After close to decade of waiting, numerous delays, an in-depth application process, and various other trials and tribulations the College of Psychotherapists was proclaimed on – of all days – April 1st 2015, and I have been accepted as a fully licensed Registered Psychotherapist.

This was a special day for me – one I will remember as a moment of great satisfaction in my career.  I was sitting at my desk, at the big window in my lovely new office, drenched in spring sunshine and looking out at the city I  call home.   It was a simple click of the curser to a page that said “Congratulations!” and told me that my application had been accepted.
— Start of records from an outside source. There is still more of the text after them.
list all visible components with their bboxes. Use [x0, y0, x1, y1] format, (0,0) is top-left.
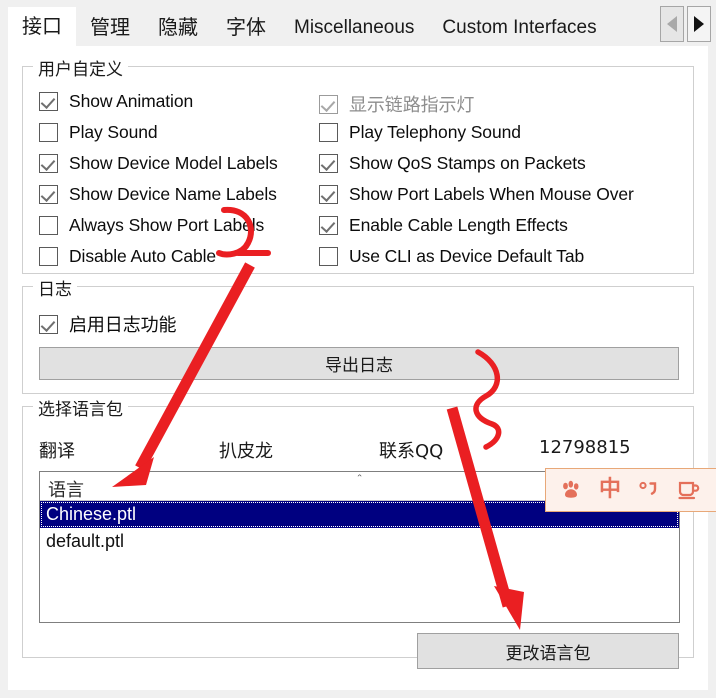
- tab-scroll-right-button[interactable]: [687, 6, 711, 42]
- checkbox-enable-log[interactable]: 启用日志功能: [39, 311, 177, 337]
- checkbox-left_options-1[interactable]: Play Sound: [39, 122, 158, 143]
- tab-scroll-left-button[interactable]: [660, 6, 684, 42]
- sort-ascending-icon: ＾: [352, 475, 367, 490]
- checkbox-box-icon: [319, 247, 338, 266]
- checkbox-box-icon: [319, 123, 338, 142]
- tab-strip: 接口 管理 隐藏 字体 Miscellaneous Custom Interfaces: [0, 0, 716, 46]
- tab-5[interactable]: Custom Interfaces: [428, 9, 611, 46]
- contact-qq-value: 12798815: [539, 437, 631, 458]
- ime-floating-toolbar[interactable]: 中: [545, 468, 716, 512]
- triangle-right-icon: [694, 16, 704, 32]
- punctuation-mode-icon[interactable]: [638, 479, 660, 501]
- export-log-button[interactable]: 导出日志: [39, 347, 679, 380]
- checkbox-box-icon: [39, 247, 58, 266]
- checkbox-left_options-5[interactable]: Disable Auto Cable: [39, 246, 216, 267]
- export-log-button-label: 导出日志: [325, 356, 393, 376]
- checkbox-box-icon: [39, 216, 58, 235]
- checkbox-box-icon: [39, 185, 58, 204]
- translator-name: 扒皮龙: [219, 441, 273, 462]
- tab-label: 隐藏: [158, 15, 198, 39]
- checkbox-right_options-4[interactable]: Enable Cable Length Effects: [319, 215, 568, 236]
- checkbox-left_options-2[interactable]: Show Device Model Labels: [39, 153, 278, 174]
- group-log: 日志 启用日志功能 导出日志: [22, 275, 694, 394]
- tab-list: 接口 管理 隐藏 字体 Miscellaneous Custom Interfaces: [8, 7, 611, 46]
- tab-4[interactable]: Miscellaneous: [280, 9, 429, 46]
- contact-qq-label: 联系QQ: [379, 441, 444, 462]
- checkbox-label: Always Show Port Labels: [69, 215, 265, 235]
- checkbox-label: Use CLI as Device Default Tab: [349, 246, 585, 266]
- checkbox-label: 启用日志功能: [69, 315, 177, 336]
- triangle-left-icon: [667, 16, 677, 32]
- group-user-customize: 用户自定义 Show Animation Play Sound Show Devic…: [22, 55, 694, 274]
- tab-1[interactable]: 管理: [76, 9, 144, 46]
- list-item[interactable]: default.ptl: [40, 528, 679, 555]
- checkbox-label: Disable Auto Cable: [69, 246, 217, 266]
- tab-3[interactable]: 字体: [212, 9, 280, 46]
- tab-label: 字体: [226, 15, 266, 39]
- checkbox-box-icon: [319, 94, 338, 114]
- checkbox-label: Enable Cable Length Effects: [349, 215, 568, 235]
- toolbox-icon[interactable]: [677, 479, 701, 501]
- tab-scroll-buttons: [660, 6, 711, 42]
- change-language-pack-button[interactable]: 更改语言包: [417, 633, 679, 669]
- group-language-pack: 选择语言包 翻译 扒皮龙 联系QQ 12798815 语言 ＾ Chinese.…: [22, 395, 694, 669]
- checkbox-box-icon: [39, 314, 58, 334]
- checkbox-box-icon: [39, 92, 58, 111]
- checkbox-left_options-4[interactable]: Always Show Port Labels: [39, 215, 264, 236]
- settings-dialog: 接口 管理 隐藏 字体 Miscellaneous Custom Interfaces 用…: [0, 0, 716, 698]
- tab-label: 管理: [90, 15, 130, 39]
- tab-label: 接口: [22, 14, 62, 38]
- checkbox-left_options-3[interactable]: Show Device Name Labels: [39, 184, 277, 205]
- translation-credits-row: 翻译 扒皮龙 联系QQ 12798815: [39, 437, 679, 463]
- checkbox-right_options-0[interactable]: 显示链路指示灯: [319, 91, 474, 117]
- checkbox-box-icon: [39, 154, 58, 173]
- checkbox-right_options-2[interactable]: Show QoS Stamps on Packets: [319, 153, 586, 174]
- checkbox-right_options-5[interactable]: Use CLI as Device Default Tab: [319, 246, 584, 267]
- checkbox-box-icon: [39, 123, 58, 142]
- checkbox-label: 显示链路指示灯: [349, 95, 475, 116]
- checkbox-right_options-1[interactable]: Play Telephony Sound: [319, 122, 521, 143]
- chinese-mode-icon[interactable]: 中: [599, 479, 621, 501]
- checkbox-label: Show QoS Stamps on Packets: [349, 153, 586, 173]
- checkbox-label: Play Telephony Sound: [349, 122, 521, 142]
- baidu-paw-icon[interactable]: [560, 479, 582, 501]
- checkbox-left_options-0[interactable]: Show Animation: [39, 91, 193, 112]
- checkbox-label: Show Device Name Labels: [69, 184, 277, 204]
- tab-0[interactable]: 接口: [8, 7, 76, 46]
- group-log-title: 日志: [33, 275, 77, 300]
- checkbox-label: Show Animation: [69, 91, 194, 111]
- checkbox-label: Show Port Labels When Mouse Over: [349, 184, 634, 204]
- group-language-pack-title: 选择语言包: [33, 395, 128, 420]
- tab-2[interactable]: 隐藏: [144, 9, 212, 46]
- checkbox-box-icon: [319, 154, 338, 173]
- checkbox-label: Play Sound: [69, 122, 158, 142]
- checkbox-box-icon: [319, 185, 338, 204]
- checkbox-right_options-3[interactable]: Show Port Labels When Mouse Over: [319, 184, 634, 205]
- tab-label: Custom Interfaces: [442, 17, 597, 38]
- group-user-customize-title: 用户自定义: [33, 55, 128, 80]
- language-list-header-label: 语言: [48, 480, 84, 501]
- translate-label: 翻译: [39, 441, 75, 462]
- change-language-pack-button-label: 更改语言包: [505, 643, 591, 664]
- checkbox-box-icon: [319, 216, 338, 235]
- tab-page-interface: 用户自定义 Show Animation Play Sound Show Devic…: [8, 46, 708, 690]
- checkbox-label: Show Device Model Labels: [69, 153, 278, 173]
- tab-label: Miscellaneous: [294, 17, 415, 38]
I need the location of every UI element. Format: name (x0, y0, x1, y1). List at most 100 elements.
I felt relief, excitement, and a deep sense of pride.  Pride in the work that I do, proud to be a member of this immensely meaningful and rewarding profession, proud to be considered a peer to the other wonderful clinicians I know, and proud that my many years of education, training,  and experience were being recognized.

Every member of the College of Psychotherapists has met extensive requirements in the areas of education and training, supervision, professional development, ethics, and direct clinical experience.

Psychotherapists who are highly trained, skilled clinicians but are not Psychologists or Social Workers have been unable to distinguish themselves through a registration process until now, because no College has existed to regulate Psychotherapy.    That is why the proclamation of the College is such an important step in the profession, one that ultimately exists to protect and empower our clients.

The College of Psychotherapists explains that, “Regulatory colleges are mandated to regulate professionals in the public interest. In addition to establishing rigorous registration criteria, the College will regulate practitioners by establishing and maintaining standards of practice, promoting continued competence and quality improvement, and ensuring professional accountability”.  This means that any therapists who is Registered with the College and who is practicing with a license number has met these rigorous criteria and is accountable to this regulatory body to maintain a high standard of professionalism in all areas of their practice.

I look forward to continuing my private practice with the letters RP (Registered Psychotherapist) after my name and with a continued commitment to providing my clients with the high quality of service, accountability, professionalism and care that the College has and will continue to demand.